11.08.2005 Artikelansicht
Ausschnitt Zeitungsausschnitt
Drucken Drucken

 

Leitartikel
Bundestagswahl 2005

Die große Mär von der
großen Kraft


Von Ulrich Windolph
Der Glaube an die große Koalition ist nicht totzukriegen. Im jüngsten Politbarometer hat diese Bündnisvariante klar am besten abgeschnitten. 50 Prozent der Befragten fänden eine Koalition aus Union und SPD gut, während das nur 27 Prozent für eine Koalition aus SPD und Grünen und nur 39 Prozent für eine Koalition aus Union und FDP gelten lassen wollten.
Offenbar hält sich mit großer Hartnäckigkeit die Überzeugung, dass gerade, ja vielleicht sogar nur ein Bündnis aus Union und SPD die drängenden Problem unseres Landes lösen kann.
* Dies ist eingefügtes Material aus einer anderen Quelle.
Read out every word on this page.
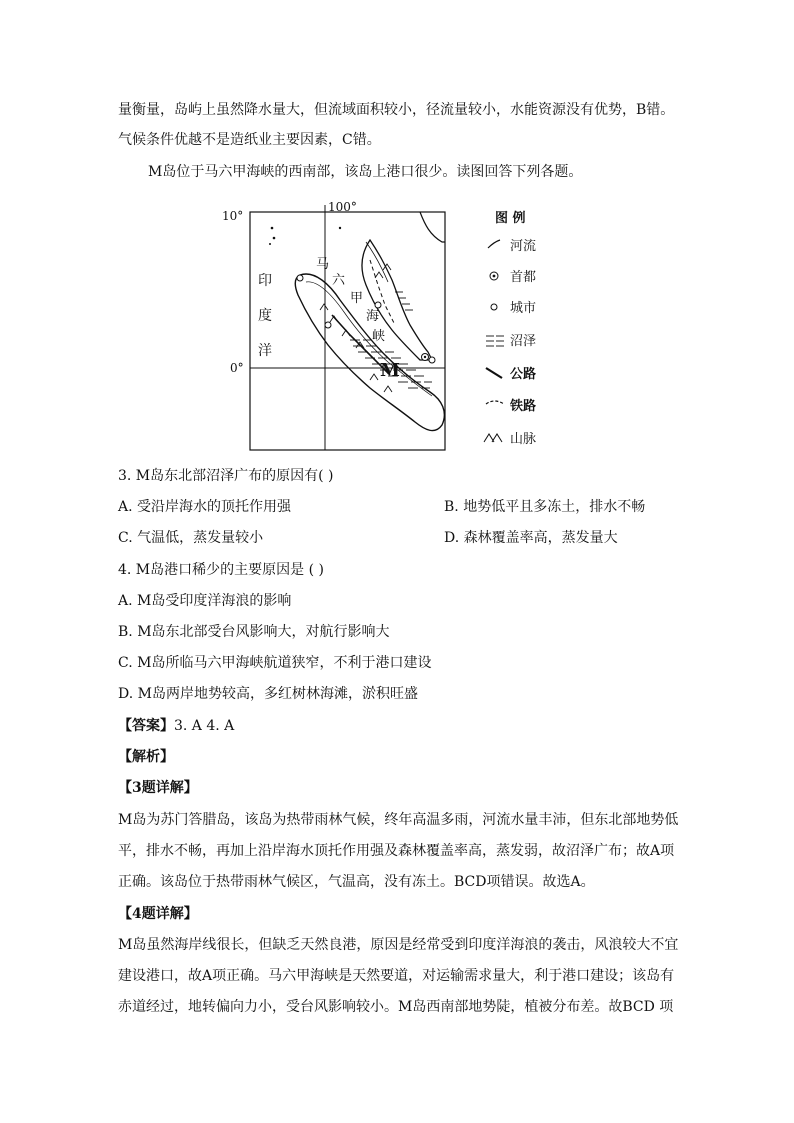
量衡量，岛屿上虽然降水量大，但流域面积较小，径流量较小，水能资源没有优势，B错。
气候条件优越不是造纸业主要因素，C错。
M岛位于马六甲海峡的西南部，该岛上港口很少。读图回答下列各题。
100°
10°
0°
印
度
洋
马
六
甲
海
峡
M
图 例
河流
首都
城市
沼泽
公路
铁路
山脉
3. M岛东北部沼泽广布的原因有( )
A. 受沿岸海水的顶托作用强	B. 地势低平且多冻土，排水不畅
C. 气温低，蒸发量较小	D. 森林覆盖率高，蒸发量大
4. M岛港口稀少的主要原因是 ( )
A. M岛受印度洋海浪的影响
B. M岛东北部受台风影响大，对航行影响大
C. M岛所临马六甲海峡航道狭窄，不利于港口建设
D. M岛两岸地势较高，多红树林海滩，淤积旺盛
【答案】3. A 4. A
【解析】
【3题详解】
M岛为苏门答腊岛，该岛为热带雨林气候，终年高温多雨，河流水量丰沛，但东北部地势低
平，排水不畅，再加上沿岸海水顶托作用强及森林覆盖率高，蒸发弱，故沼泽广布；故A项
正确。该岛位于热带雨林气候区，气温高，没有冻土。BCD项错误。故选A。
【4题详解】
M岛虽然海岸线很长，但缺乏天然良港，原因是经常受到印度洋海浪的袭击，风浪较大不宜
建设港口，故A项正确。马六甲海峡是天然要道，对运输需求量大，利于港口建设；该岛有
赤道经过，地转偏向力小，受台风影响较小。M岛西南部地势陡，植被分布差。故BCD 项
Und da wir davon ja reichlich haben - Reformen im Renten-, Steuer- und Gesundheitssystem werden immer dringender - wird die große Koalition munter als Modell für die Zeit nach dem 18. September 2005 gehandelt.
Wahrscheinlich hängt die Attraktivität eines solchen Bündnisses mit dem Wunsch vieler Menschen zusammen, dass der Streit zwischen den Parteien endlich aufhören müsse, dass eine große Koalition die Politiker ja geradezu zum Zusammenraufen zwinge. Vergessen wird, dass gerade die Politik den Streit braucht, weil Demokratie nur im Ringen um den richtigen Weg lebendig bleibt und erfolgreich sein kann.
Vor allem aber bleibt merkwürdig unbeachtet, dass es - allen Umfrageergebnissen zu Folge - eine große Koalition nur ohne Gerhard Schröder wird geben können. Folglich wird es in einer großen Koalition auch die alte SPD Gerhard Schröders nicht mehr geben. Die Partei wird nach links rücken, sie muss es sogar. Zum einen, um sich vom Koalitionspartner CDU/CSU abzusetzen, und zum anderen, um den linken Rand des Wahlvolks nicht vollends an die Herren Gysi und Lafontaine zu verlieren. Die SPD erwartet eine Zerreißprobe, die sie nicht lange aushalten wird.
Die Union ihrerseits wird als großer Koalitionspartner kaum geneigt sein, sich auf mehr Kompromisse als nötig einzulassen. Reformwille und -kraft würden trotzdem von der SPD stärker gedämpft als von der FDP. Eine große Koalition kann deshalb für die CDU/CSU nie mehr sein als eine Zwischenstation auf dem Weg zur »richtigen« Machtübernahme. Schließlich will Angela Merkel als erste Bundeskanzlerin beweisen, dass »Deutschland mehr kann«.
Nimmt man dazu noch die jüngsten Erfahrungen mit einer Kooperation von SPD und Union in Sachen Gesundheitsreform als Präzedenzfall hinzu, muss einem vor einer großen Koalition regelrecht Angst und Bange werden. Es bleibt, wie es ist: Eine große Koalition wird nicht gewählt, sie ist eine Notlösung, wenn es keine andere Wahl gibt.
In der jetzigen Situation würden sich die großen Kräfte nicht ergänzen, sondern blockieren. Und sie müssten gemeinsam viel zu vielen Interessengruppen gerecht werden. Wichtige Entscheidungen würden vertagt oder im Konsenstaumel verbockt - Besitzstandswahrung aber bedeutet Stillstand. Eine große Koalition schafft mehr Probleme als sie löst.